Can I share a project with one other person without buying a team plan

Yes. You can share a workspace with a single collaborator, or add someone to one room as a single-channel guest, without a five-seat minimum. The unit of collaboration is two people, not a five-seat block.

Does my teammate see the AI's instructions and memory, or just the messages

They get the working context — the live transcript, the shared room memory, and the squids configured in the room. It is not a read-only snapshot of a chat; it is the project itself, and they can add the next turn.

Can two people use the same AI assistant

Yes. A squid belongs to the workspace, not to one account, so several people can work with the same squid, and a teammate can bring their own squid into your room. There is no "only the owner can edit this assistant" wall.

Is the shared context encrypted, and can SquidHub read it

Content is encrypted at rest with AES-256-GCM, so a database leak yields ciphertext. It is not end-to-end encrypted: a hosted service that runs the AI must be able to decrypt to operate, and we say so plainly. We run a no-training, zero-retention posture with our AI provider and delete permanently on request.

Can a guest see the rest of my workspace

No. A guest sees only the rooms they were explicitly added to — not your other rooms, squids, or member list — and the scope is enforced on the server.

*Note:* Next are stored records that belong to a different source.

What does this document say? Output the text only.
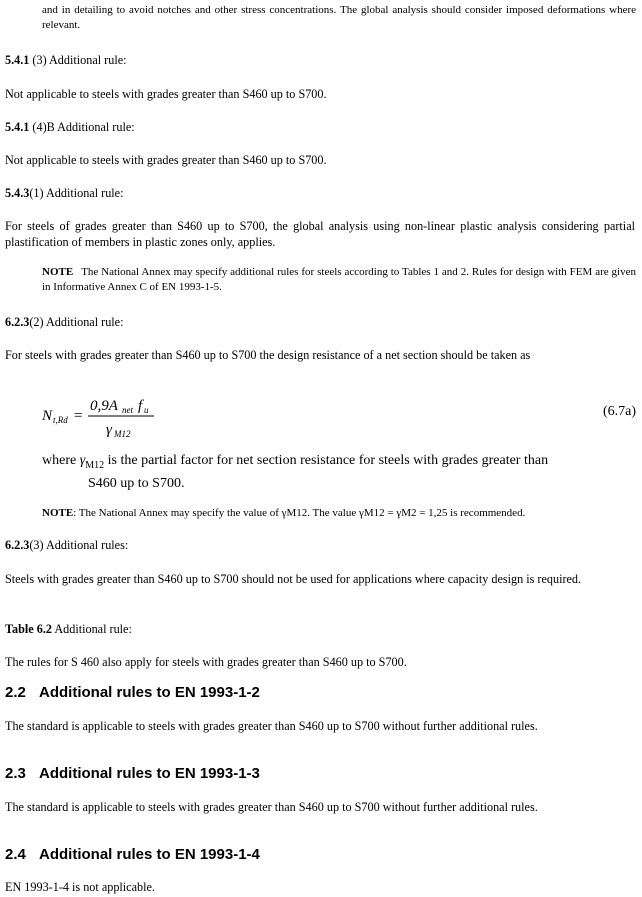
and in detailing to avoid notches and other stress concentrations. The global analysis should consider imposed deformations where relevant.

5.4.1 (3) Additional rule:

Not applicable to steels with grades greater than S460 up to S700.

5.4.1 (4)B Additional rule:

Not applicable to steels with grades greater than S460 up to S700.

5.4.3(1) Additional rule:

For steels of grades greater than S460 up to S700, the global analysis using non-linear plastic analysis considering partial plastification of members in plastic zones only, applies.

NOTE The National Annex may specify additional rules for steels according to Tables 1 and 2. Rules for design with FEM are given in Informative Annex C of EN 1993-1-5.

6.2.3(2) Additional rule:

For steels with grades greater than S460 up to S700 the design resistance of a net section should be taken as

N t,Rd =
0,9A net f u
γ M12
(6.7a)

where $\gamma_{M12}$ is the partial factor for net section resistance for steels with grades greater than
S460 up to S700.

NOTE: The National Annex may specify the value of γM12. The value γM12 = γM2 = 1,25 is recommended.

6.2.3(3) Additional rules:

Steels with grades greater than S460 up to S700 should not be used for applications where capacity design is required.

Table 6.2 Additional rule:

The rules for S 460 also apply for steels with grades greater than S460 up to S700.

2.2 Additional rules to EN 1993-1-2

The standard is applicable to steels with grades greater than S460 up to S700 without further additional rules.

2.3 Additional rules to EN 1993-1-3

The standard is applicable to steels with grades greater than S460 up to S700 without further additional rules.

2.4 Additional rules to EN 1993-1-4

EN 1993-1-4 is not applicable.
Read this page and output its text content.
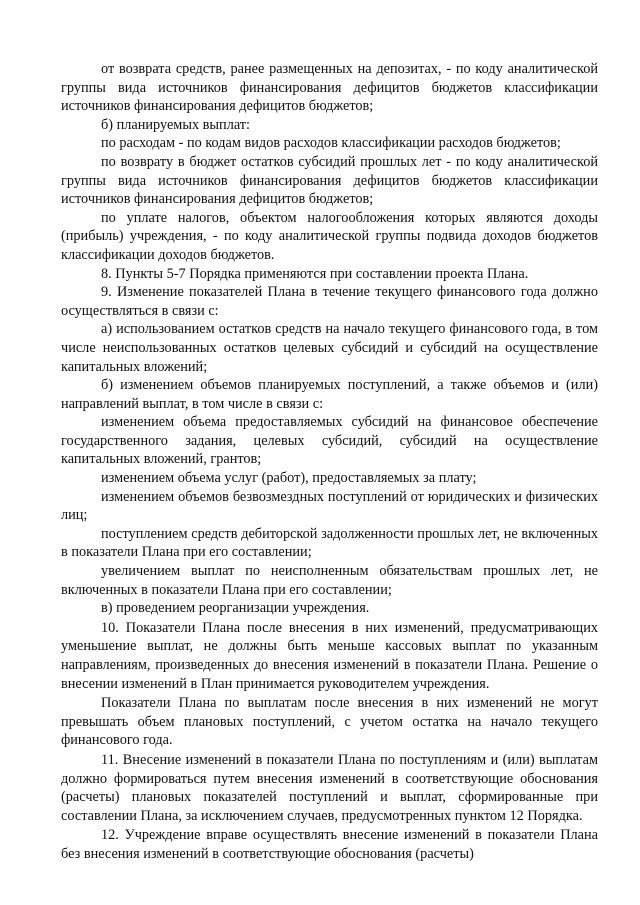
от возврата средств, ранее размещенных на депозитах, - по коду аналитической группы вида источников финансирования дефицитов бюджетов классификации источников финансирования дефицитов бюджетов;

б) планируемых выплат:

по расходам - по кодам видов расходов классификации расходов бюджетов;

по возврату в бюджет остатков субсидий прошлых лет - по коду аналитической группы вида источников финансирования дефицитов бюджетов классификации источников финансирования дефицитов бюджетов;

по уплате налогов, объектом налогообложения которых являются доходы (прибыль) учреждения, - по коду аналитической группы подвида доходов бюджетов классификации доходов бюджетов.

8. Пункты 5-7 Порядка применяются при составлении проекта Плана.

9. Изменение показателей Плана в течение текущего финансового года должно осуществляться в связи с:

а) использованием остатков средств на начало текущего финансового года, в том числе неиспользованных остатков целевых субсидий и субсидий на осуществление капитальных вложений;

б) изменением объемов планируемых поступлений, а также объемов и (или) направлений выплат, в том числе в связи с:

изменением объема предоставляемых субсидий на финансовое обеспечение государственного задания, целевых субсидий, субсидий на осуществление капитальных вложений, грантов;

изменением объема услуг (работ), предоставляемых за плату;

изменением объемов безвозмездных поступлений от юридических и физических лиц;

поступлением средств дебиторской задолженности прошлых лет, не включенных в показатели Плана при его составлении;

увеличением выплат по неисполненным обязательствам прошлых лет, не включенных в показатели Плана при его составлении;

в) проведением реорганизации учреждения.

10. Показатели Плана после внесения в них изменений, предусматривающих уменьшение выплат, не должны быть меньше кассовых выплат по указанным направлениям, произведенных до внесения изменений в показатели Плана. Решение о внесении изменений в План принимается руководителем учреждения.

Показатели Плана по выплатам после внесения в них изменений не могут превышать объем плановых поступлений, с учетом остатка на начало текущего финансового года.

11. Внесение изменений в показатели Плана по поступлениям и (или) выплатам должно формироваться путем внесения изменений в соответствующие обоснования (расчеты) плановых показателей поступлений и выплат, сформированные при составлении Плана, за исключением случаев, предусмотренных пунктом 12 Порядка.

12. Учреждение вправе осуществлять внесение изменений в показатели Плана без внесения изменений в соответствующие обоснования (расчеты)
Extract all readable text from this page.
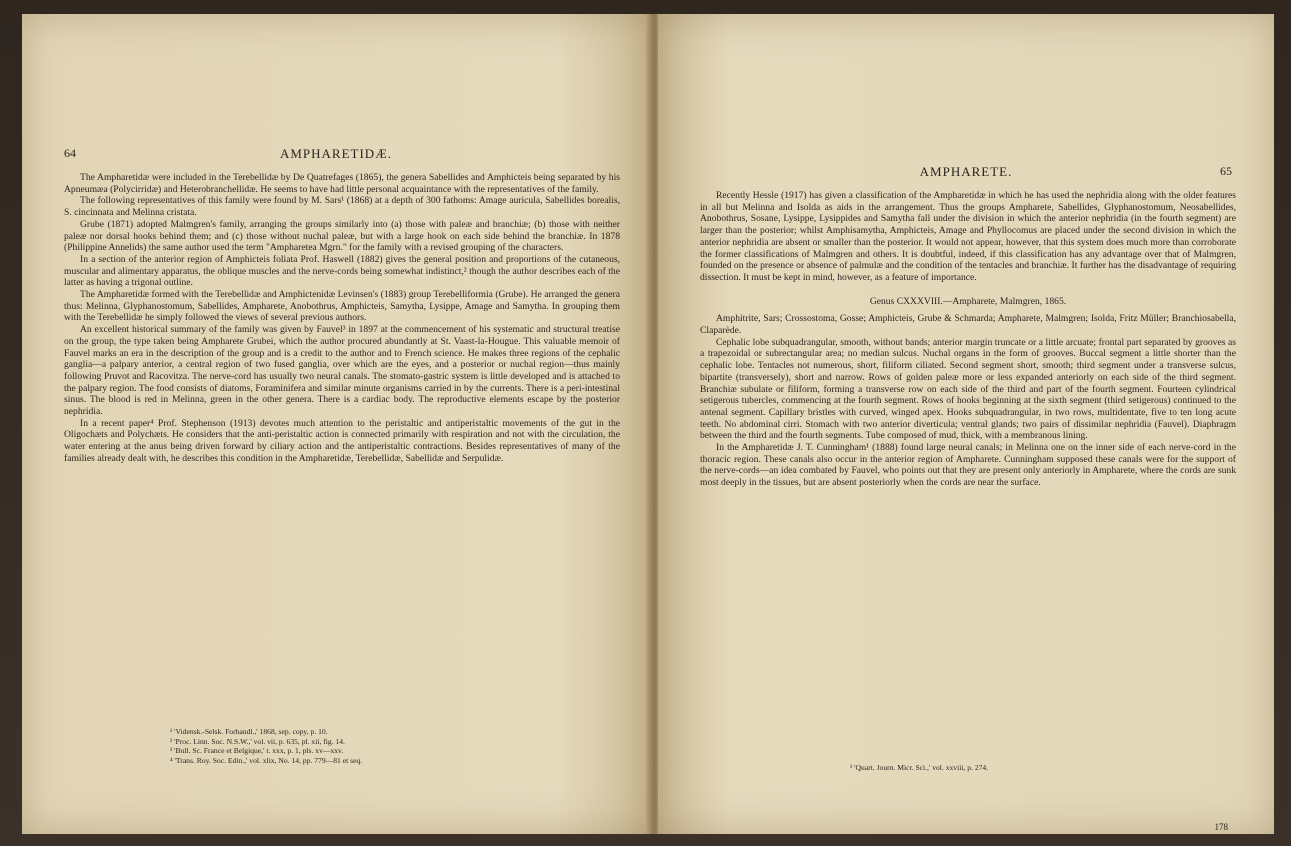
64	AMPHARETIDÆ.

The Ampharetidæ were included in the Terebellidæ by De Quatrefages (1865), the genera Sabellides and Amphicteis being separated by his Apneumæa (Polycirridæ) and Heterobranchellidæ. He seems to have had little personal acquaintance with the representatives of the family.

The following representatives of this family were found by M. Sars¹ (1868) at a depth of 300 fathoms: Amage auricula, Sabellides borealis, S. cincinnata and Melinna cristata.

Grube (1871) adopted Malmgren's family, arranging the groups similarly into (a) those with paleæ and branchiæ; (b) those with neither paleæ nor dorsal hooks behind them; and (c) those without nuchal paleæ, but with a large hook on each side behind the branchiæ. In 1878 (Philippine Annelids) the same author used the term "Ampharetea Mgrn." for the family with a revised grouping of the characters.

In a section of the anterior region of Amphicteis foliata Prof. Haswell (1882) gives the general position and proportions of the cutaneous, muscular and alimentary apparatus, the oblique muscles and the nerve-cords being somewhat indistinct,² though the author describes each of the latter as having a trigonal outline.

The Ampharetidæ formed with the Terebellidæ and Amphictenidæ Levinsen's (1883) group Terebelliformia (Grube). He arranged the genera thus: Melinna, Glyphanostomum, Sabellides, Ampharete, Anobothrus, Amphicteis, Samytha, Lysippe, Amage and Samytha. In grouping them with the Terebellidæ he simply followed the views of several previous authors.

An excellent historical summary of the family was given by Fauvel³ in 1897 at the commencement of his systematic and structural treatise on the group, the type taken being Ampharete Grubei, which the author procured abundantly at St. Vaast-la-Hougue. This valuable memoir of Fauvel marks an era in the description of the group and is a credit to the author and to French science. He makes three regions of the cephalic ganglia—a palpary anterior, a central region of two fused ganglia, over which are the eyes, and a posterior or nuchal region—thus mainly following Pruvot and Racovitza. The nerve-cord has usually two neural canals. The stomato-gastric system is little developed and is attached to the palpary region. The food consists of diatoms, Foraminifera and similar minute organisms carried in by the currents. There is a peri-intestinal sinus. The blood is red in Melinna, green in the other genera. There is a cardiac body. The reproductive elements escape by the posterior nephridia.

In a recent paper⁴ Prof. Stephenson (1913) devotes much attention to the peristaltic and antiperistaltic movements of the gut in the Oligochæts and Polychæts. He considers that the anti-peristaltic action is connected primarily with respiration and not with the circulation, the water entering at the anus being driven forward by ciliary action and the antiperistaltic contractions. Besides representatives of many of the families already dealt with, he describes this condition in the Ampharetidæ, Terebellidæ, Sabellidæ and Serpulidæ.

¹ 'Vidensk.-Selsk. Forhandl.,' 1868, sep. copy, p. 10.
² 'Proc. Linn. Soc. N.S.W.,' vol. vii, p. 635, pl. xii, fig. 14.
³ 'Bull. Sc. France et Belgique,' t. xxx, p. 1, pls. xv—xxv.
⁴ 'Trans. Roy. Soc. Edin.,' vol. xlix, No. 14, pp. 779—81 et seq.
AMPHARETE.	65

Recently Hessle (1917) has given a classification of the Ampharetidæ in which he has used the nephridia along with the older features in all but Melinna and Isolda as aids in the arrangement. Thus the groups Ampharete, Sabellides, Glyphanostomum, Neosabellides, Anobothrus, Sosane, Lysippe, Lysippides and Samytha fall under the division in which the anterior nephridia (in the fourth segment) are larger than the posterior; whilst Amphisamytha, Amphicteis, Amage and Phyllocomus are placed under the second division in which the anterior nephridia are absent or smaller than the posterior. It would not appear, however, that this system does much more than corroborate the former classifications of Malmgren and others. It is doubtful, indeed, if this classification has any advantage over that of Malmgren, founded on the presence or absence of palmulæ and the condition of the tentacles and branchiæ. It further has the disadvantage of requiring dissection. It must be kept in mind, however, as a feature of importance.

Genus CXXXVIII.—Ampharete, Malmgren, 1865.

Amphitrite, Sars; Crossostoma, Gosse; Amphicteis, Grube & Schmarda; Ampharete, Malmgren; Isolda, Fritz Müller; Branchiosabella, Claparède.

Cephalic lobe subquadrangular, smooth, without bands; anterior margin truncate or a little arcuate; frontal part separated by grooves as a trapezoidal or subrectangular area; no median sulcus. Nuchal organs in the form of grooves. Buccal segment a little shorter than the cephalic lobe. Tentacles not numerous, short, filiform ciliated. Second segment short, smooth; third segment under a transverse sulcus, bipartite (transversely), short and narrow. Rows of golden paleæ more or less expanded anteriorly on each side of the third segment. Branchiæ subulate or filiform, forming a transverse row on each side of the third and part of the fourth segment. Fourteen cylindrical setigerous tubercles, commencing at the fourth segment. Rows of hooks beginning at the sixth segment (third setigerous) continued to the antenal segment. Capillary bristles with curved, winged apex. Hooks subquadrangular, in two rows, multidentate, five to ten long acute teeth. No abdominal cirri. Stomach with two anterior diverticula; ventral glands; two pairs of dissimilar nephridia (Fauvel). Diaphragm between the third and the fourth segments. Tube composed of mud, thick, with a membranous lining.

In the Ampharetidæ J. T. Cunningham¹ (1888) found large neural canals; in Melinna one on the inner side of each nerve-cord in the thoracic region. These canals also occur in the anterior region of Ampharete. Cunningham supposed these canals were for the support of the nerve-cords—an idea combated by Fauvel, who points out that they are present only anteriorly in Ampharete, where the cords are sunk most deeply in the tissues, but are absent posteriorly when the cords are near the surface.

¹ 'Quart. Journ. Micr. Sci.,' vol. xxviii, p. 274.
178
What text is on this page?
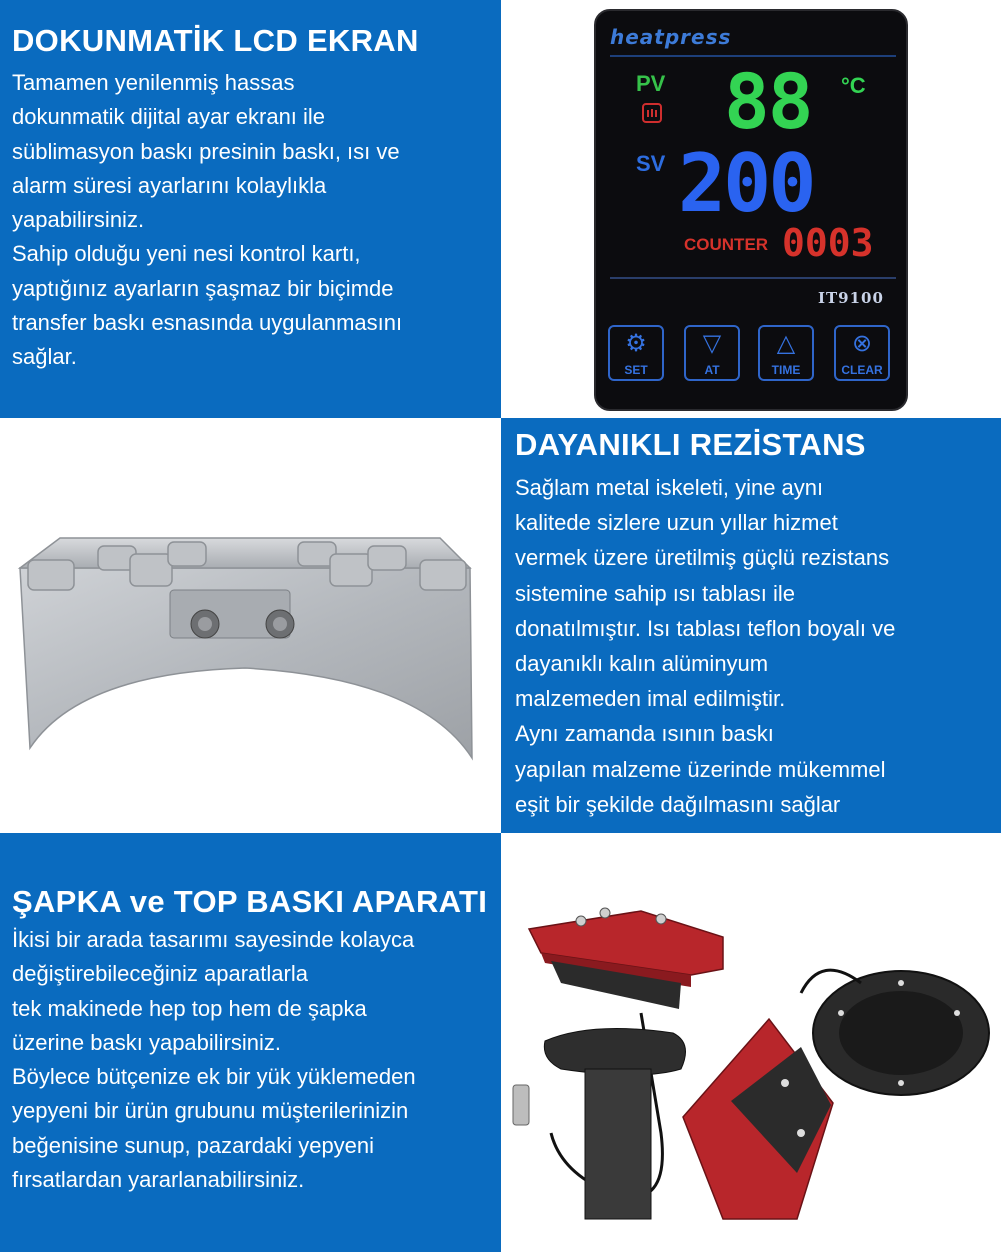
DOKUNMATİK LCD EKRAN
Tamamen yenilenmiş hassas
dokunmatik dijital ayar ekranı ile
süblimasyon baskı presinin baskı, ısı ve
alarm süresi ayarlarını kolaylıkla
yapabilirsiniz.
Sahip olduğu yeni nesi kontrol kartı,
yaptığınız ayarların şaşmaz bir biçimde
transfer baskı esnasında uygulanmasını
sağlar.
heatpress
PV 88 °C
SV 200
COUNTER 0003
IT9100
⚙
SET
▽
AT
△
TIME
⊗
CLEAR
DAYANIKLI REZİSTANS
Sağlam metal iskeleti, yine aynı
kalitede sizlere uzun yıllar hizmet
vermek üzere üretilmiş güçlü rezistans
sistemine sahip ısı tablası ile
donatılmıştır. Isı tablası teflon boyalı ve
dayanıklı kalın alüminyum
malzemeden imal edilmiştir.
Aynı zamanda ısının baskı
yapılan malzeme üzerinde mükemmel
eşit bir şekilde dağılmasını sağlar
ŞAPKA ve TOP BASKI APARATI
İkisi bir arada tasarımı sayesinde kolayca
değiştirebileceğiniz aparatlarla
tek makinede hep top hem de şapka
üzerine baskı yapabilirsiniz.
Böylece bütçenize ek bir yük yüklemeden
yepyeni bir ürün grubunu müşterilerinizin
beğenisine sunup, pazardaki yepyeni
fırsatlardan yararlanabilirsiniz.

Share the project, not the chat

The pattern under all the forum complaints is one mismatch: people are asked to share a conversation when what they have is a project. Once the thing you share is a room — transcript, shared memory, and team-usable AI together — collaboration stops being an export feature and becomes the default state of the work. That is the difference between a share-link and a workspace, and it is the whole idea behind multiplayer mode for AI.